The Unexpected Psychological Benefits Of Short-Term Fasting

I noted in a Forbes article last year that many of the world’s great spiritual traditions incorporate periodic fasting as a discipline. Just as every major religion finds a place for music and dance as part of celebration, we find fasting as a strategy for withdrawing from the routines and physical pleasures of the world and connecting with deeper meanings. From this perspective, fasting is not simply about limiting food intake. We can declare periods of time as being free of cell phones, emails, television, or social contact. In a very important sense, meditation, prayer, and walks in nature are forms of fasting. We limit our intake, not of food, but of self-talk and chit-chat.

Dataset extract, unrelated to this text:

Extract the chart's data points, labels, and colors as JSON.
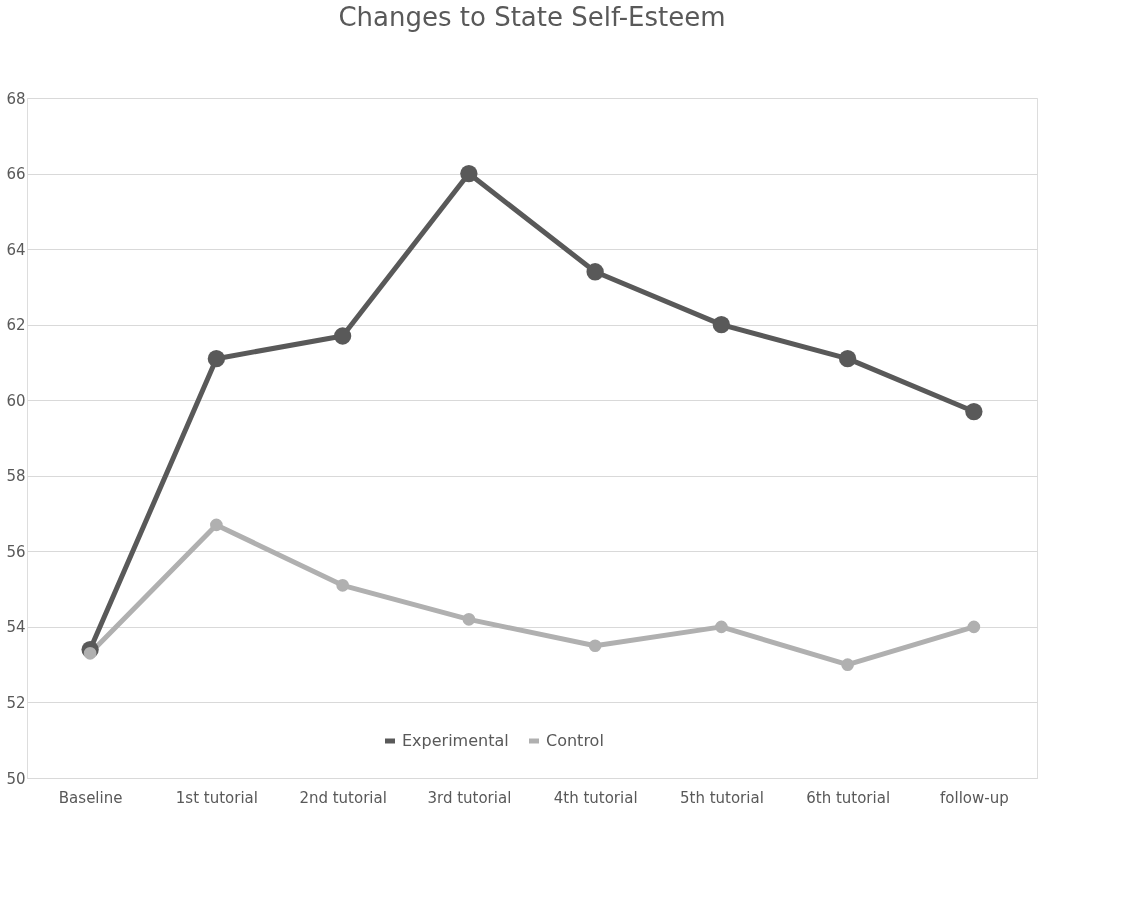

To use the terms from Radical Renewal, fasting is about stepping back from the preoccupations of the ego, breaking the power of habit and routine, and achieving soul-full moments.

Research from Watkins and Serpell finds that short-term fasting—refraining from food over an 18-hour period—yields feelings of hunger and irritability, but also positive experiences of achievement and mastery. The practice of intermittent fasting—refraining from eating for extended periods each day—has been tied to both physiological and psychological benefits and improved longevity. Similarly, we find significant psychological benefits from meditation, where our pursuit of mindfulness entails a “fasting” from self-talk and normal daily routine.

We are accustomed to thinking of fasting as doing without something, but what if—per the research findings of Watkins and Serpell—the key to fasting is exercising mastery over habit and routine? What if fasting, in all its variations, is actually a form of exercise of self-determination and willpower?

We commonly hear the assertion that the key to successful performance is “process”: the creation of robust routines that embrace evidence-based practices. There is much to be said for that, whether in trading financial markets, manufacturing automobiles, or conducting surgical procedures. But what if we go so far in the direction of “process” that life itself becomes a series of routines and habits? Over time, might that actually undermine our capacity for self-determination and willpower?

A marriage that consisted of best-practice routines might be a marriage free of conflict, but I suspect it would also be a relationship free of passion. Fasting, in all its forms—whether it involves getting away from the world and communing with nature, refraining from eating and snacking, or turning off our self-chat and devices—is a way of experiencing ourselves and the world afresh. It is also a way of ensuring that our willpower muscles don’t atrophy amidst life’s processes. Maybe, just maybe, the best process for cultivating self-determination and expanding free will is periodic freedom from process.